Всего по программе поддержки соотечественников из Сирии в Адыгею переехали 126 семей, или почти 600 человек. Это не только адыги, признаются в майкопском Центре адаптации репатриантов, но и представители практически всех кавказских народов – абхазы, чеченцы, дагестанцы, осетины, карачаевцы, чьих предков водоворот исторических событий отнес на Ближний Восток. Директор центра Асхад Гучетль признается, что в прошлом году квоты закончились еще в сентябре, а в этом прием иностранцев не начинался – отложили до конца Олимпиады.
Большинство переселенцев, покидая охваченную противостоянием президента Башара Асада и исламской оппозиции страну, успевали взять только самое необходимое. Имущество и дома, нажитые несколькими поколениями, остались на разграбление мародерам. Удивляет, что эти люди остаются оптимистами, с сердечной благодарностью принимают даже незначительную помощь. Некоторые, привыкнув рассчитывать только на себя, и от нее отказываются.
Майкопский фастфуд
Официально клоун Рональд Макдональд еще не поселился в столице Адыгеи.
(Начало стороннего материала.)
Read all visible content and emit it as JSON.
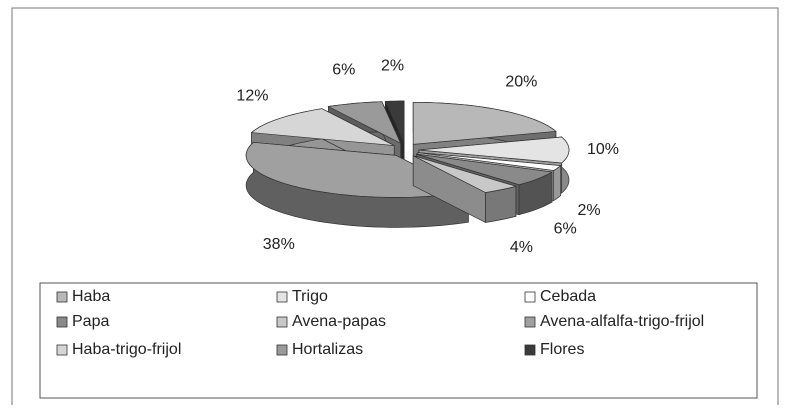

Но палестинец Мотаз Халиль, переехавший сюда летом 2012 года, удивился: почему есть обычные крохотные чебуречные, а нет кафе по типу «Макдоналдса»? Особых денег у семьи не было — «только себя живыми вывезли, даже продать ничего не успели», — поэтому пришлось объединиться с другими родственниками и партнерами. Рискнули. Долго присматривались к меню, хотелось внести в него национальный колорит. Даже спрашивал первых посетителей: чего бы хотели попробовать?
Сейчас в кафе Мотаза трудятся восемь человек – практически вся семья, плюс еще несколько сирийцев. Местные только кассиры, так как некоторые работники еще плохо говорят по-русски. Кстати, сам владелец до переезда прожил в нашей стране, тогда еще СССР, несколько лет – окончил журфак МГУ.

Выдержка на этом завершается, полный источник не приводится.